What Order.co Discovered That Other AP Automation Platforms Are Sleeping On
.png)

Most AP automation platforms are solving the same problem: kill manual invoice processing. AvidXchange, Tipalti, Stampli – they've all built solid approval workflows, OCR-based data capture, and ERP integrations that meaningfully reduce the time finance teams spend on busywork.
But there's a gap, and Order.co has capitalized on it.
While the rest of the category focuses on processing payments, Order.co moved into working capital management. That's not a small distinction. It's the difference between building a workflow tool and building financial infrastructure.
The AP Automation Status Quo
To understand what Order.co figured out, you have to understand what most AP platforms don't do.
AvidXchange handles invoice intake and approval routing at scale. Tipalti automates global supplier payments and compliance. Both genuinely valuable products. But each of them treats payment as the finish line, the final step in an operational workflow.
None of them are asking the more interesting question related to embedded finance: what if every B2B payment is a credit transaction with incremental monetization opportunities?
What Order.co Is Doing Differently
Order.co markets itself around working capital management, framing the rest of the AP market largely hasn't adopted. Their positioning acknowledges something fundamental about B2B commerce: buyers and suppliers have opposing cash flow incentives. Buyers want to pay later to extend DPO. Suppliers want to get paid faster to compress DSO.
Standard AP automation ignores this tension. It just moves the invoice through faster and calls it a day.
Order.co addresses it directly. By layering working capital tools on top of their AP workflows, they give buyers flexible payment terms while making sure suppliers get paid reliably. That's a two-sided value proposition that most AP vendors can't touch, because they've never tried to.
The result is that Order.co looks less like an AP tool and more like a payment network node. That's a good place to be.
Why This Creates a Real Competitive Moat
AP platforms competing purely on workflow automation are, whether they know it or not, in a race to the bottom. None of that is hard to replicate, and none of it locks in the customer at a deep level.
Working capital does.
When you're the platform managing who gets paid, when, and on what terms, you're embedded in your customers' financial operations in a way that survives ERP migrations and procurement reviews. Think about the difference practically:
A platform that processes invoices faster is a productivity tool. A platform that guarantees supplier payments while extending buyer terms is infrastructure. Infrastructure doesn't get swapped out during a vendor consolidation exercise.
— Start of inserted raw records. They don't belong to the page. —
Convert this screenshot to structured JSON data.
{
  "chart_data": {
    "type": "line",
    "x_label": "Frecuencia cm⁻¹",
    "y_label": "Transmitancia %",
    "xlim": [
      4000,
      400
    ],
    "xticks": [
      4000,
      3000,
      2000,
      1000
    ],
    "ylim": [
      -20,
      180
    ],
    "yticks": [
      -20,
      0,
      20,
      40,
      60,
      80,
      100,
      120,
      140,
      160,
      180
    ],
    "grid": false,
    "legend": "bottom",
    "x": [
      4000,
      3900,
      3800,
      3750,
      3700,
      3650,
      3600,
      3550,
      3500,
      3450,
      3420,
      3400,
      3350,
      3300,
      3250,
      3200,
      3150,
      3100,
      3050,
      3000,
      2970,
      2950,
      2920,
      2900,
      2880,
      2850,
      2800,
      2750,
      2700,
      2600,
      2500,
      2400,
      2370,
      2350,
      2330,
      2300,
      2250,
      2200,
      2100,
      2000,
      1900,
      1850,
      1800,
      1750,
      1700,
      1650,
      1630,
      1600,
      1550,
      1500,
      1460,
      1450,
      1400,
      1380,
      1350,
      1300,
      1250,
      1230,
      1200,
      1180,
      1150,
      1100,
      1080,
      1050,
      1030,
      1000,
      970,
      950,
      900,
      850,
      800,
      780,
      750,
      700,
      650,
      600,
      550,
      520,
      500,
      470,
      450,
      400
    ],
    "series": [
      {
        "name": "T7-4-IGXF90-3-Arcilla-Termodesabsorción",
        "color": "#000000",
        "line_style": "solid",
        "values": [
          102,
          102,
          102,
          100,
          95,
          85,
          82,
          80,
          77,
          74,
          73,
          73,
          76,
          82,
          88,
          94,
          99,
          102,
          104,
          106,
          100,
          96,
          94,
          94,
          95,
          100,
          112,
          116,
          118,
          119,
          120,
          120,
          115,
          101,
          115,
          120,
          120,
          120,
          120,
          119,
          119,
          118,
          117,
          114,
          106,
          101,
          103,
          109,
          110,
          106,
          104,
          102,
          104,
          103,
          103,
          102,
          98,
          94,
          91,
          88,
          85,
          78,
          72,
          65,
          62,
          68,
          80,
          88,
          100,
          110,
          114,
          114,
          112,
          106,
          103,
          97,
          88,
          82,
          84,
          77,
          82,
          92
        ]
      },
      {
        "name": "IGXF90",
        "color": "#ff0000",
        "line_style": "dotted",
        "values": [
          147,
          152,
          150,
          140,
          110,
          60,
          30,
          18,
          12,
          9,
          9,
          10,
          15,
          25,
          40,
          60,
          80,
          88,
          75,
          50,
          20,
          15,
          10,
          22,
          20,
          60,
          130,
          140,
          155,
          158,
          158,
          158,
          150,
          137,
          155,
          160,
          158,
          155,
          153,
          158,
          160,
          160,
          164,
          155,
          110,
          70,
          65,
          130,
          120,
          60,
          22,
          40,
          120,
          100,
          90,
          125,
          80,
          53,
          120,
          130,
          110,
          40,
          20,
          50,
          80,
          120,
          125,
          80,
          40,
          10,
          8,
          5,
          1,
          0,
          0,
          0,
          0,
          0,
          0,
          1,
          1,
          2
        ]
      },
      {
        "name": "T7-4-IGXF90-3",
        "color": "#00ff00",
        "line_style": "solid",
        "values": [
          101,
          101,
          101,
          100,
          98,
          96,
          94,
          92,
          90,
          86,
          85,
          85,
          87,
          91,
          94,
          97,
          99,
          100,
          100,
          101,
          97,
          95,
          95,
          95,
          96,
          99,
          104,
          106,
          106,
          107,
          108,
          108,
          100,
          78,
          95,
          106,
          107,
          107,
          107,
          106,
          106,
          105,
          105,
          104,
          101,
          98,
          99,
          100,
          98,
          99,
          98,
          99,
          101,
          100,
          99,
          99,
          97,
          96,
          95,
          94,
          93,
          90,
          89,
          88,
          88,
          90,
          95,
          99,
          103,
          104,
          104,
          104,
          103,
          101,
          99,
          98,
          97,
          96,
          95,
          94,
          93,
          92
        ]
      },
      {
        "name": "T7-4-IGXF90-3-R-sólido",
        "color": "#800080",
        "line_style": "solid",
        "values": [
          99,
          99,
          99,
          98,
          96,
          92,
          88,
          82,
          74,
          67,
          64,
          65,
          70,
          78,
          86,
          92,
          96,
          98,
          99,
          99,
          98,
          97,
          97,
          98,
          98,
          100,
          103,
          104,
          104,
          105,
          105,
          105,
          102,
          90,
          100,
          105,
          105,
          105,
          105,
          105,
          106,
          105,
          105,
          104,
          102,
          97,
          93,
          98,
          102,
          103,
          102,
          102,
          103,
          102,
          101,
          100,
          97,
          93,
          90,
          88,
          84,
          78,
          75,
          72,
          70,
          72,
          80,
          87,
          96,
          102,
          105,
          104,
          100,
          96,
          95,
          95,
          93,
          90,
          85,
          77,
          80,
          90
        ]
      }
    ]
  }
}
The Infrastructure Behind Order.co's Edge
Order.co's working capital capabilities run on OatFi, the B2B credit network handling funding, underwriting, settlement, and automated reconciliation in the background. Order.co owns the customer relationship and the UX. OatFi manages the liquidity, risk, and buyer-supplier coordination
This is the part of the model that's genuinely hard to copy. Building working capital products in-house means carrying a balance sheet, building credit and capital markets functions, handling underwriting, and navigating regulatory requirements that most SaaS platforms have no appetite for.
OatFi delivers all of it via API. Any AP platform can add working capital capabilities to their product embedded directly into their payment workflows. The platform keeps the revenue, the brand relationship, and the customer data.
The Opportunity Most of the Market Is Missing
The U.S. B2B payments market is rapidly evolving. Most of it still moves via ACH or check, with manual reconciliation on both sides. AP automation solved the workflow problem. What's still largely unsolved is the financial coordination layer – a system that connects buyer approvals to supplier payouts across the same invoice event, with working capital and reconciliation built in.
Order.co saw this before most. They enhanced their "AP automation" platform with "working capital management" because they understood where the real value sits. It's not in faster invoice processing. It's in owning the financial transaction layer between buyers and suppliers.
The platforms that make this shift next will be the ones that define the category.